Additionally, the way how the container's new config will be activated can be specified
via `--reload` or `--restart` passed to `nixos-nspawn update`.
If declarative containers are attempted to be modified, the script will terminate early with an
error.
#### Manage an imperative container's lifecycle
Reboot/Login/etc can be managed via [`machinectl(1)`](https://www.freedesktop.org/software/systemd/man/machinectl.html):
```
$ machinectl reboot imperative
$ machinectl shell imperative
[root@imperative:~]$ …
```
# Drawbacks
[drawbacks]: #drawbacks
* Explicit dependency on `networkd` (`networking.useNetworkd = true;`) on both the
host-side and container-side.
* Since there's a movement to make `systemd-networkd` the default on NixOS, this
is from the author's PoV not a big problem.

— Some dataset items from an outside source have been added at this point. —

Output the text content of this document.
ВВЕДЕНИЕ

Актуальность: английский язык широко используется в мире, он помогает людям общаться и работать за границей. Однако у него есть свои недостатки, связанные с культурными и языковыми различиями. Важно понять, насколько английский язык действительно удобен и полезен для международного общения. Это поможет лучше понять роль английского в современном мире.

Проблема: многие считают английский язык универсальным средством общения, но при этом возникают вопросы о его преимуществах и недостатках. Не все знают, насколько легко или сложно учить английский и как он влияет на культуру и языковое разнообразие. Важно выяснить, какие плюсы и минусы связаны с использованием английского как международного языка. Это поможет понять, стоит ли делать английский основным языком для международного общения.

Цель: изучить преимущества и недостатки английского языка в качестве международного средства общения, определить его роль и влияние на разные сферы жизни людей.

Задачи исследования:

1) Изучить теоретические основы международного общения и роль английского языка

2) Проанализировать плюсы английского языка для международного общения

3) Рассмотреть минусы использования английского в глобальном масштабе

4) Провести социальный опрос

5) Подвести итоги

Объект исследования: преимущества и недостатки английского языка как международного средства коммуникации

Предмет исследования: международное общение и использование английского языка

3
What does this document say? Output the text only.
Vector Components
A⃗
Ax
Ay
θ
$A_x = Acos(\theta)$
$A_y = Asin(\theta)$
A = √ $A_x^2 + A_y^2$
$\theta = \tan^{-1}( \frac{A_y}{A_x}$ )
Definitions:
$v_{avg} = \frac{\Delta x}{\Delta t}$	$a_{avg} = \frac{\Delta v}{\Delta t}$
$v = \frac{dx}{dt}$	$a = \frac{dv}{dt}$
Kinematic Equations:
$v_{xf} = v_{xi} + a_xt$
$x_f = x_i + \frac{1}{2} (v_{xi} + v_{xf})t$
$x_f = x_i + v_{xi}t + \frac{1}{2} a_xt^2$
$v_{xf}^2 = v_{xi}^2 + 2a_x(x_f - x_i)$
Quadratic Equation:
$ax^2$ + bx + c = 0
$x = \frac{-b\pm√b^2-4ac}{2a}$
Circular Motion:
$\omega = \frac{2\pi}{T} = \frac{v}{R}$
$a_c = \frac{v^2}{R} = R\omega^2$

* Need to migrate from existing containers.
* As demonstrated in [*Migration plan*](#migration-plan), a sane path exists.
* With a long deprecation time, a rush to migrate can be avoided.

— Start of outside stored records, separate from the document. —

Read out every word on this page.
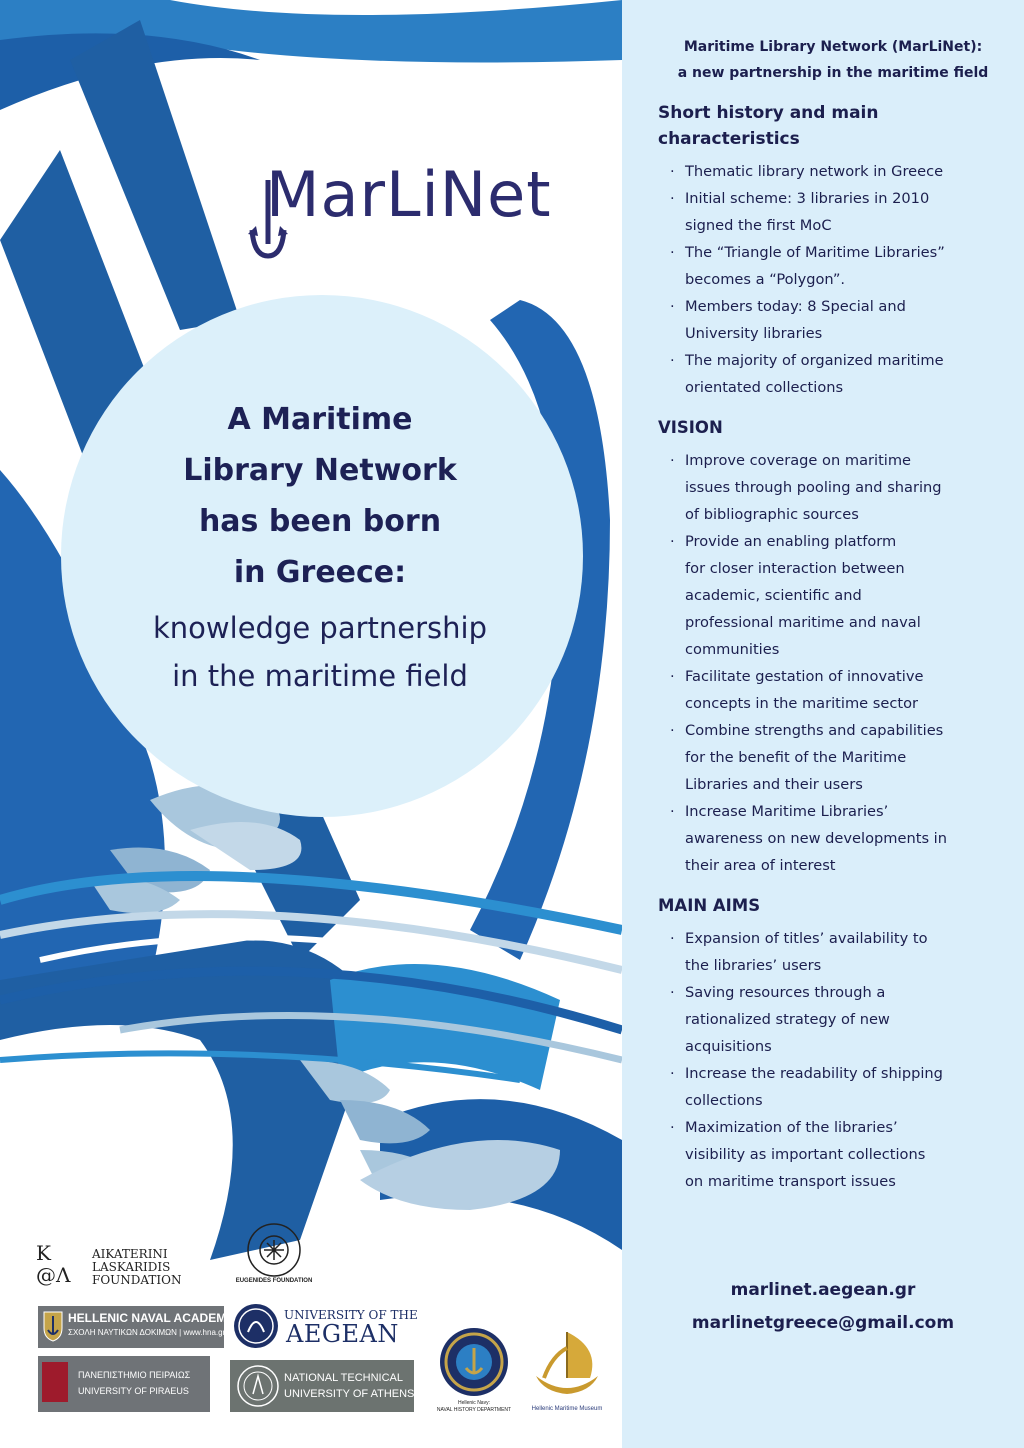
MarLiNet
A Maritime
Library Network
has been born
in Greece:
knowledge partnership
in the maritime field
K
@Λ
AIKATERINI
LASKARIDIS
FOUNDATION	EUGENIDES FOUNDATION
HELLENIC NAVAL ACADEMY
ΣΧΟΛΗ ΝΑΥΤΙΚΩΝ ΔΟΚΙΜΩΝ | www.hna.gr
UNIVERSITY OF THE
AEGEAN
ΠΑΝΕΠΙΣΤΗΜΙΟ ΠΕΙΡΑΙΩΣ
UNIVERSITY OF PIRAEUS
NATIONAL TECHNICAL
UNIVERSITY OF ATHENS
Hellenic Navy:
NAVAL HISTORY DEPARTMENT	Hellenic Maritime Museum
Maritime Library Network (MarLiNet):
a new partnership in the maritime field
Short history and main
characteristics
· Thematic library network in Greece
· Initial scheme: 3 libraries in 2010
signed the first MoC
· The “Triangle of Maritime Libraries”
becomes a “Polygon”.
· Members today: 8 Special and
University libraries
· The majority of organized maritime
orientated collections
VISION
· Improve coverage on maritime
issues through pooling and sharing
of bibliographic sources
· Provide an enabling platform
for closer interaction between
academic, scientific and
professional maritime and naval
communities
· Facilitate gestation of innovative
concepts in the maritime sector
· Combine strengths and capabilities
for the benefit of the Maritime
Libraries and their users
· Increase Maritime Libraries’
awareness on new developments in
their area of interest
MAIN AIMS
· Expansion of titles’ availability to
the libraries’ users
· Saving resources through a
rationalized strategy of new
acquisitions
· Increase the readability of shipping
collections
· Maximization of the libraries’
visibility as important collections
on maritime transport issues
marlinet.aegean.gr
marlinetgreece@gmail.com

* This also means that [the container backend](https://github.com/PsyanticY/nixops-container)
for `nixops` needs to be deprecated.
# Alternatives
[alternatives]: #alternatives
* Implement this feature in e.g. its own (optionally community-maintained) repository:
* This is problematic due to the changes for [Config activation](#config-activation) that
required changes in `switch-to-configuration.pl`.
* Keep both the proposed feature and the existing `nixos-container` subsystem in NixOS. In contrast
to `systemd-nspawn@`, the current container subsystem uses `/var/lib/containers` as state-directory,
so clashes shouldn't happen:
* The main concern is increased maintenance workload. Also, with the rather prominent
name `nixos-container` we shouldn't advertise the old, problematic implementation.
* Do nothing.
* As shown above, this change leverages the full feature set of `systemd-nspawn` and also
solves a few existing problems, that are non-trivial to solve when keeping the old
implementation.
* Since it's planned to move to `networkd` in the longterm anyways, fundamental changes
in the container subsystem will be mandatory anyways.
# Unresolved questions
[unresolved]: #unresolved-questions
* None that I'm aware of.
# Future work
[future]: #future-work
* Write documentation for the new module.
* Get the PR into a mergeable state.